Lettre n° 4486

Par la grâce de D.ieu,
29 Sivan 5716,
Brooklyn,

Je vous salue et vous bénis,

Je ne sais pas s’il sera utile de vous rappeler encore une fois quelle est ma conception. J’essayerai, néanmoins, de le faire, très brièvement :

A) A notre époque, en particulier chez vous, on peut vérifier concrètement que la subsistance matérielle est directement liée à la subsistance morale(1), c’est-à-dire au nombre d’élèves prenant part à vos cours, au nombre de personnes priant dans votre synagogue.

B) Je m’efforce d’encourager les membres de votre synagogue que je connais pour qu’ils fassent tout ce qui est en leur pouvoir afin de la développer. Mais, bien évidemment, ils assument une activité professionnelle et ne se consacrent pas à une mission sacrée. Leur intervention, en la matière, reste donc nécessairement limitée. Il n’en est pas de même pour celui qui assume une mission sacrée, dont ceci(2) doit être la préoccupation essentielle.
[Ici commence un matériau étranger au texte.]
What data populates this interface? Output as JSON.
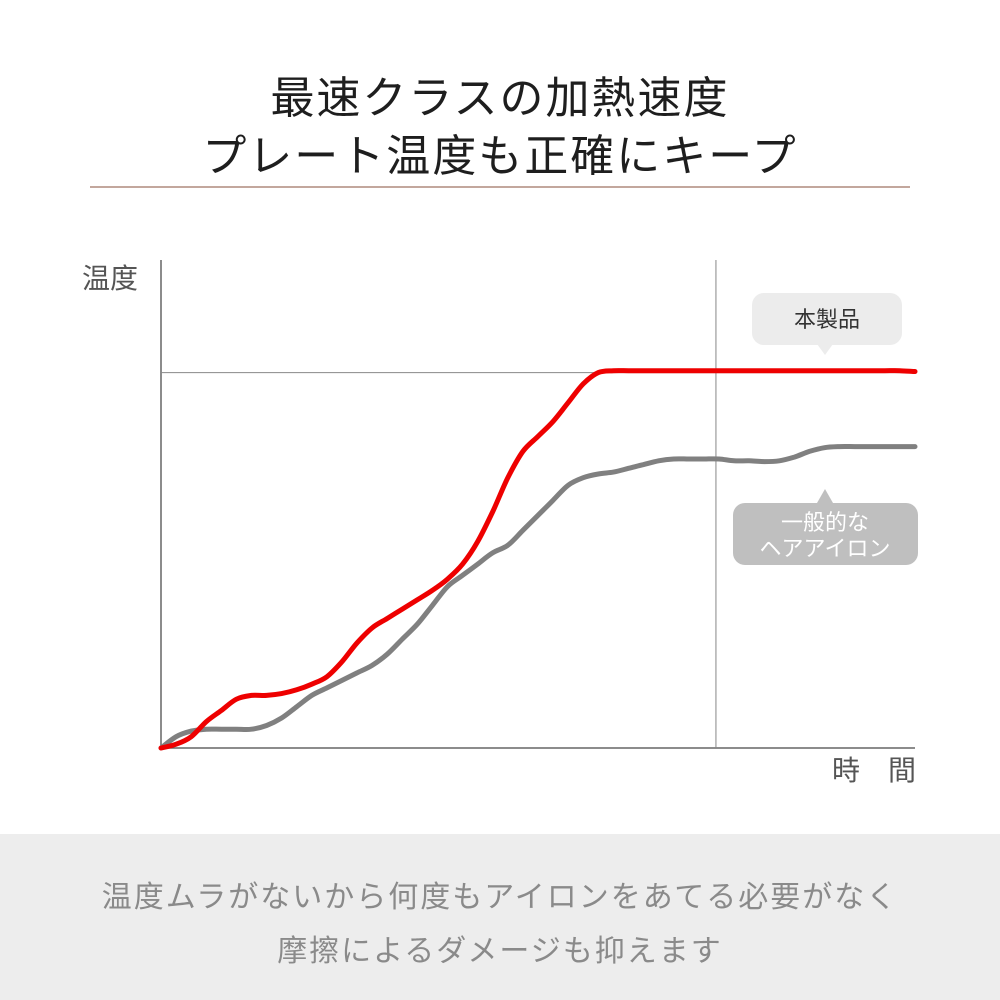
{
  "header": {
    "title_line1": "最速クラスの加熱速度",
    "title_line2": "プレート温度も正確にキープ"
  },
  "chart_data": {
    "type": "line",
    "ylabel": "温度",
    "xlabel": "時　間",
    "x": [
      0,
      2,
      4,
      6,
      8,
      10,
      12,
      14,
      16,
      18,
      20,
      22,
      24,
      26,
      28,
      30,
      32,
      34,
      36,
      38,
      40,
      42,
      44,
      46,
      48,
      50,
      52,
      54,
      56,
      58,
      60,
      62,
      64,
      66,
      68,
      70,
      72,
      74,
      76,
      78,
      80,
      82,
      84,
      86,
      88,
      90,
      92,
      94,
      96,
      98,
      100
    ],
    "series": [
      {
        "name": "本製品",
        "color": "#ee0000",
        "values": [
          0,
          1,
          3,
          7,
          10,
          13,
          14,
          14,
          14.5,
          15.5,
          17,
          19,
          23,
          28,
          32,
          34.5,
          37,
          39.5,
          42,
          45,
          49,
          55,
          63,
          72,
          79,
          83,
          87,
          92,
          97,
          100,
          100.5,
          100.5,
          100.5,
          100.5,
          100.5,
          100.5,
          100.5,
          100.5,
          100.5,
          100.5,
          100.5,
          100.5,
          100.5,
          100.5,
          100.5,
          100.5,
          100.5,
          100.5,
          100.5,
          100.5,
          100.3
        ]
      },
      {
        "name": "一般的な\nヘアアイロン",
        "color": "#808080",
        "values": [
          0,
          3,
          4.5,
          5,
          5,
          5,
          5,
          6,
          8,
          11,
          14,
          16,
          18,
          20,
          22,
          25,
          29,
          33,
          38,
          43,
          46,
          49,
          52,
          54,
          58,
          62,
          66,
          70,
          72,
          73,
          73.5,
          74.5,
          75.5,
          76.5,
          77,
          77,
          77,
          77,
          76.5,
          76.5,
          76.3,
          76.5,
          77.5,
          79,
          80,
          80.3,
          80.3,
          80.3,
          80.3,
          80.3,
          80.3
        ]
      }
    ],
    "xlim": [
      0,
      100
    ],
    "ylim": [
      0,
      130
    ],
    "reference_x": 73.6,
    "reference_y": 100,
    "grid": false,
    "legend": "callouts"
  },
  "labels": {
    "product": "本製品",
    "generic_line1": "一般的な",
    "generic_line2": "ヘアアイロン"
  },
  "colors": {
    "accent_red": "#ee0000",
    "gray_line": "#808080",
    "rule": "#c3a79d",
    "footer_bg": "#ededed"
  },
  "footer": {
    "line1": "温度ムラがないから何度もアイロンをあてる必要がなく",
    "line2": "摩擦によるダメージも抑えます"
  }
}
C) En plus de tout cela, l’attitude consistant à faire faire son travail par les autres s’appliquera uniquement dans le monde futur, comme le précisent nos Sages. Et encore, ce sera le cas uniquement pour le labourage des champs, mais non pour ce qui concerne la Torah et les Mitsvot.

D) Les jeunes Rabbanim, quand ils doivent ouvrir une synagogue, ont l’habitude de ne pas s’en remettre à l’un des membres de la communauté, même s’ils peuvent, par ailleurs, se servir de l’influence qu’il exerce, attendre de lui qu’il soit très actif. Pour autant, ils prennent effectivement eux-mêmes l’initiative. Bien plus, ils orchestrent personnellement les actions menées par ces membres et, de temps à autre, ils les encouragent.

E) S’agissant de votre communauté, il se trouve, au-delà de toute espérance naturelle, que certains membres sont prêts à agir bien plus qu’on aurait pu l’espérer. Ils vous demandent, exigent de participer aux actions. Une telle attitude est, à proprement parler, le contraire de la normale.

Pour préciser encore plus clairement ma position, je répète ce que je vous ai déjà dit plusieurs fois. Il est absolument indispensable que vous alliez rendre visite aux membres de votre communauté, chez eux ou, tout au moins, que vous les rencontriez souvent. De ce point de vue, une conversation téléphonique ne suffit pas et encore moins une absence d’échange ou bien un échange qui reste exceptionnel.

Bien évidemment, la définition du Rav en tant que travailleur social(3), qui a été adoptée aux Etats-Unis, ne me convient pas du tout. Pour autant, vous ne pouvez attendre, pour renforcer et développer votre synagogue, que cette définition évolue, dans ce pays.

Il est donc indispensable que vous rendiez visite aux voisins de la synagogue, que vous les rencontriez, que vous leur demandiez de venir prendre part aux cours, à la synagogue. Mais, dans quel cas cette démarche, de votre part, sera-t-elle fructueuse ? Lorsque vous comprendrez que c’est là votre véritable bien, encore plus que celui des membres de la communauté.

Vous connaissez le dicton ‘hassidique(4), prononcé par l’Admour Hazaken, selon lequel on peut apprendre la manière de servir D.ieu en observant le comportement d’un voleur. En effet, la Michna dit : “ Qui est le Sage ? Celui qui apprend de chacun. ”. En l’occurrence, même si l’on ne connaît pas la réussite dès la première fois, on essayera encore et encore(5).

Puisse D.ieu faire que ces quelques lignes soient suffisantes, que vous m’appreniez que vous vous absorbez dans vos actions, en tout ce qui concerne la synagogue, y compris celles qui n’auront pas un apport immédiat. Bien plus, vous me direz que vous faites tout cela dans la joie et l’enthousiasme, sans mélancolie.

Que D.ieu vous accorde la réussite.

Avec ma bénédiction pour donner de bonnes nouvelles,

Notes

(1) Que l’on connaît l’opulence matérielle en ayant une activité spirituelle.
(2) Le développement de la synagogue.
(3) En anglais dans le texte, “ social worker ”.
(4) Voir, à ce sujet, la lettre n°1329.
(5) Comme le fait le voleur, qui ne se décourage pas si son premier larcin a été un échec.